Content Marketing vs. Public Relations: What Does Your Business Need?

In a world that is constantly evolving in every regard, it is no surprise that the methods brands use to grow their presence change over time. In the past, brands predominantly relied on traditional PR to establish a strong foundation for business.

Then, with digital marketing, this reliance shifted more towards digital PR, where online sources were utilized to boost brand awareness and present a business to the world at large. Since this kind of PR proved to be way more effective than the traditional forms, it stuck around.

Today, digital PR is still one of the most potent ways for brands to shed light on who they are as a brand. However, it has one powerful competitor that brings the same (if not better) advantages to the table. It is none other than content marketing.

The battle of content marketing and public relations is a close one and deciding what does your business need may not be as easy as it seems.

So, if you’re truly curious to find out which one is the right fit for you between content marketing and public relations, keep reading!

Defining Content Marketing

Content marketing is possibly the latest, most modern form of marketing. It stems from the growing importance attached to great content and is, therefore, more or less the need of the time. Content is one of the most effective ways to promote a business (source).

The main idea behind content marketing is to use different pieces of content to reach out to your target audience and engage them with your brand. The various forms include blog posts, eBooks, influencers, videos, checklists, testimonials, infographics, case studies, customer reviews, trending visuals, memes, whitepapers, and user-generated content. A business can use all these forms or limit itself to two or three. Either way, these vehicles are fool-proof methods of engaging an audience.

Content marketing is essential for a brand because it can help you build connections with your audience, boost conversion, improve your SEO strategy, and generate some precious leads. A. good content marketing strategy does all of this very subtly. This means it does not force people into taking action and hence is perceived as a genuine marketing effort by the general public.

Defining Public Relations

Technically, Public Relations or PR is the communication process between your brand and the audience. PR professionals ensure that the public maintains a favorable opinion of the organization. PR agencies help in upkeeping the reputation of the brand.

Traditional PR, which is somewhat outdated in a digital corporate atmosphere, is related to television, radio, magazines, news sources, press releases etc. On the other hand, digital PR is associated with more “modern” sources such as social media, blogs, and websites. Email is another important form of digital PR – more than 293 billion emails are sent every day, which is expected to increase to more than 333 billion by 2022 (Source)!

In actuality, digital PR also retains some of the elements found in traditional PR and can be seen as somewhat of an amalgamation between the two.

PR teams are essential for a brand because it ensures that your clients and prospective clients maintain the desired perception. Through effective PR, you get to build the required trust and credibility you need for the success of your brand.

Choosing Between PR and Content Marketing

The best thing you can do for your business is to implement a strategy that upholds content marketing and public relations. A marketing approach that combines PR and Content can boost your brand presence, as you will essentially be getting a best-of-both-worlds situation!
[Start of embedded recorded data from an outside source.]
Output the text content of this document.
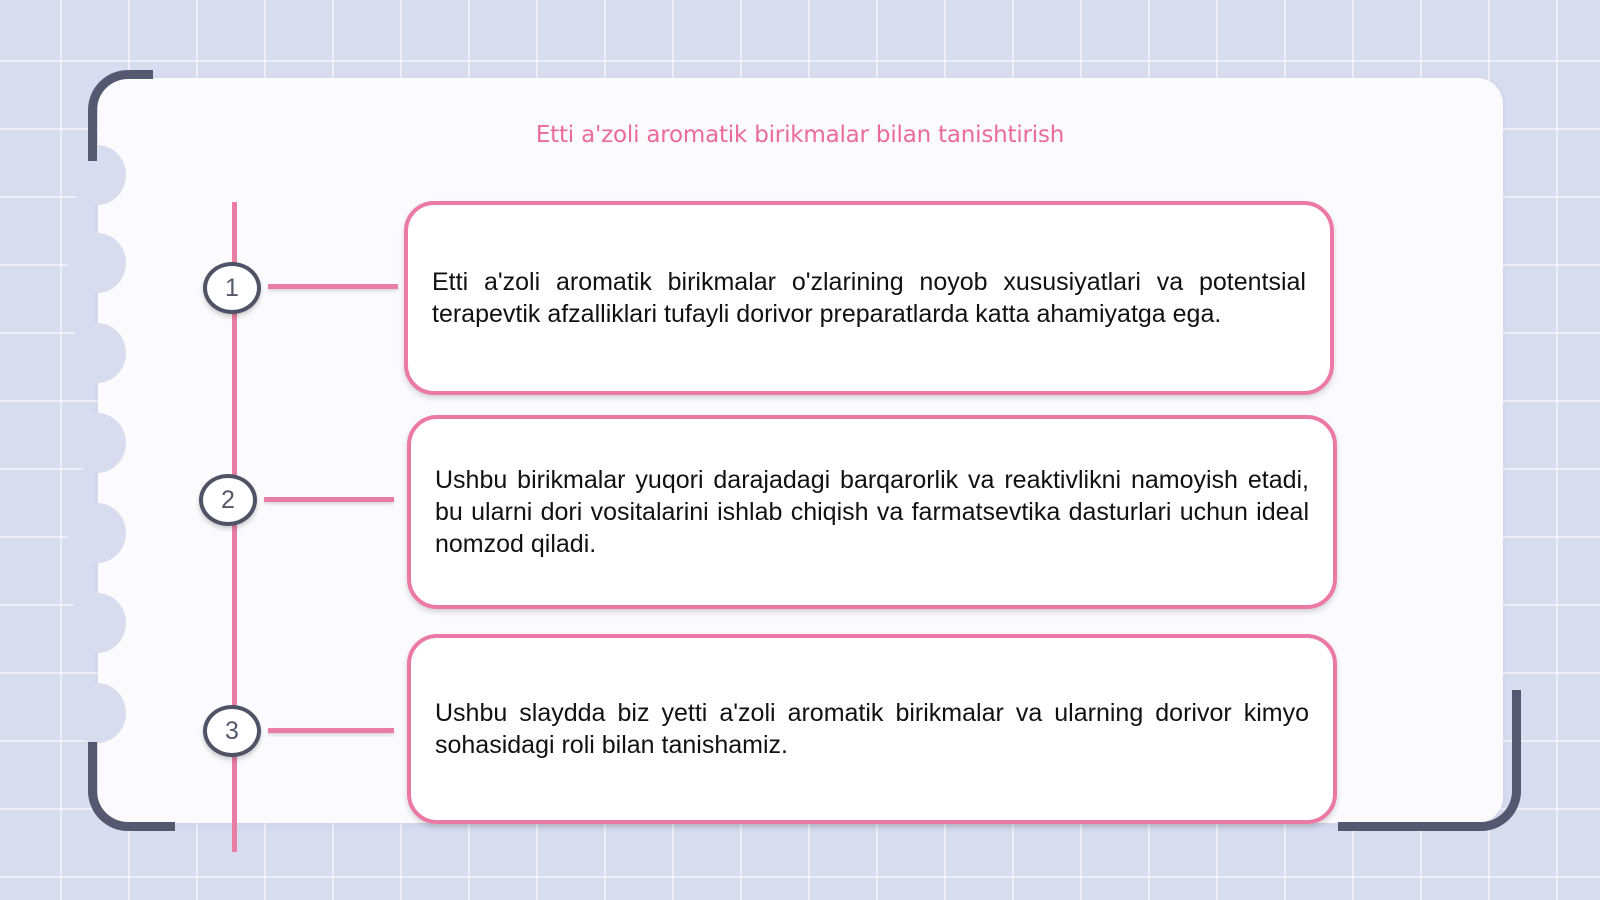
Etti a'zoli aromatik birikmalar bilan tanishtirish
1	Etti a'zoli aromatik birikmalar o'zlarining noyob xususiyatlari va potentsial terapevtik afzalliklari tufayli dorivor preparatlarda katta ahamiyatga ega.

2

Ushbu birikmalar yuqori darajadagi barqarorlik va reaktivlikni namoyish etadi, bu ularni dori vositalarini ishlab chiqish va farmatsevtika dasturlari uchun ideal nomzod qiladi.

3

Ushbu slaydda biz yetti a'zoli aromatik birikmalar va ularning dorivor kimyo sohasidagi roli bilan tanishamiz.
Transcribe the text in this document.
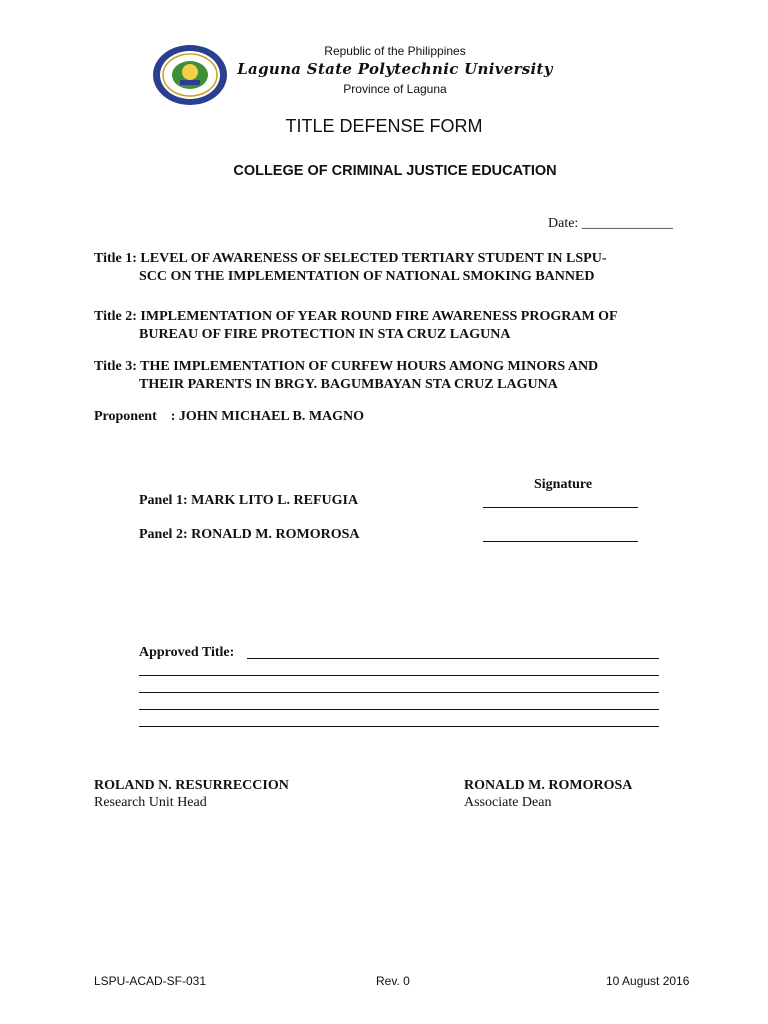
Republic of the Philippines
Laguna State Polytechnic University
Province of Laguna
TITLE DEFENSE FORM
COLLEGE OF CRIMINAL JUSTICE EDUCATION
Date: _____________
Title 1: LEVEL OF AWARENESS OF SELECTED TERTIARY STUDENT IN LSPU-
SCC ON THE IMPLEMENTATION OF NATIONAL SMOKING BANNED
Title 2: IMPLEMENTATION OF YEAR ROUND FIRE AWARENESS PROGRAM OF
BUREAU OF FIRE PROTECTION IN STA CRUZ LAGUNA
Title 3: THE IMPLEMENTATION OF CURFEW HOURS AMONG MINORS AND
THEIR PARENTS IN BRGY. BAGUMBAYAN STA CRUZ LAGUNA
Proponent    : JOHN MICHAEL B. MAGNO
Signature
Panel 1: MARK LITO L. REFUGIA
Panel 2: RONALD M. ROMOROSA
Approved Title:
ROLAND N. RESURRECCION
Research Unit Head
RONALD M. ROMOROSA
Associate Dean
LSPU-ACAD-SF-031	Rev. 0	10 August 2016
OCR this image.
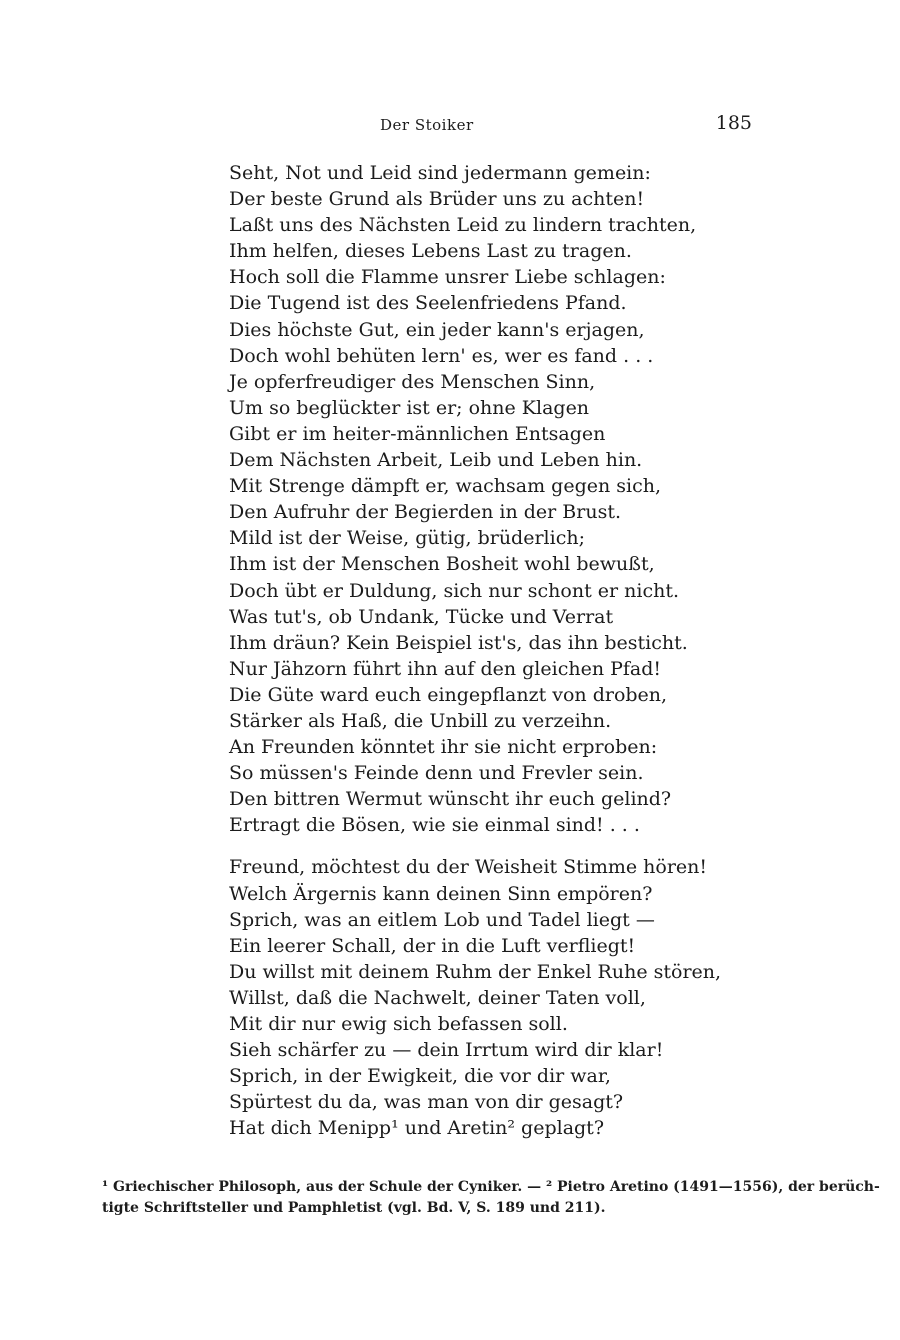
Der Stoiker	185
Seht, Not und Leid sind jedermann gemein:
Der beste Grund als Brüder uns zu achten!
Laßt uns des Nächsten Leid zu lindern trachten,
Ihm helfen, dieses Lebens Last zu tragen.
Hoch soll die Flamme unsrer Liebe schlagen:
Die Tugend ist des Seelenfriedens Pfand.
Dies höchste Gut, ein jeder kann's erjagen,
Doch wohl behüten lern' es, wer es fand . . .
Je opferfreudiger des Menschen Sinn,
Um so beglückter ist er; ohne Klagen
Gibt er im heiter-männlichen Entsagen
Dem Nächsten Arbeit, Leib und Leben hin.
Mit Strenge dämpft er, wachsam gegen sich,
Den Aufruhr der Begierden in der Brust.
Mild ist der Weise, gütig, brüderlich;
Ihm ist der Menschen Bosheit wohl bewußt,
Doch übt er Duldung, sich nur schont er nicht.
Was tut's, ob Undank, Tücke und Verrat
Ihm dräun? Kein Beispiel ist's, das ihn besticht.
Nur Jähzorn führt ihn auf den gleichen Pfad!
Die Güte ward euch eingepflanzt von droben,
Stärker als Haß, die Unbill zu verzeihn.
An Freunden könntet ihr sie nicht erproben:
So müssen's Feinde denn und Frevler sein.
Den bittren Wermut wünscht ihr euch gelind?
Ertragt die Bösen, wie sie einmal sind! . . .
Freund, möchtest du der Weisheit Stimme hören!
Welch Ärgernis kann deinen Sinn empören?
Sprich, was an eitlem Lob und Tadel liegt —
Ein leerer Schall, der in die Luft verfliegt!
Du willst mit deinem Ruhm der Enkel Ruhe stören,
Willst, daß die Nachwelt, deiner Taten voll,
Mit dir nur ewig sich befassen soll.
Sieh schärfer zu — dein Irrtum wird dir klar!
Sprich, in der Ewigkeit, die vor dir war,
Spürtest du da, was man von dir gesagt?
Hat dich Menipp¹ und Aretin² geplagt?
¹ Griechischer Philosoph, aus der Schule der Cyniker. — ² Pietro Aretino (1491—1556), der berüch-
tigte Schriftsteller und Pamphletist (vgl. Bd. V, S. 189 und 211).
However, what should be focusing on between content marketing and public relations is a choice depending on what you ultimately want to achieve. If you think the best thing for your business to establish interest in your brand and generate engagement, content marketing is the right option. If you want to define the public’s perception of your business actively, then you must focus on PR. A marketing campaign that uses both is like building mutually beneficial relationships.

Both content marketing and public relations are critical, so regardless of what you choose to concentrate on, make sure you’re not neglecting others.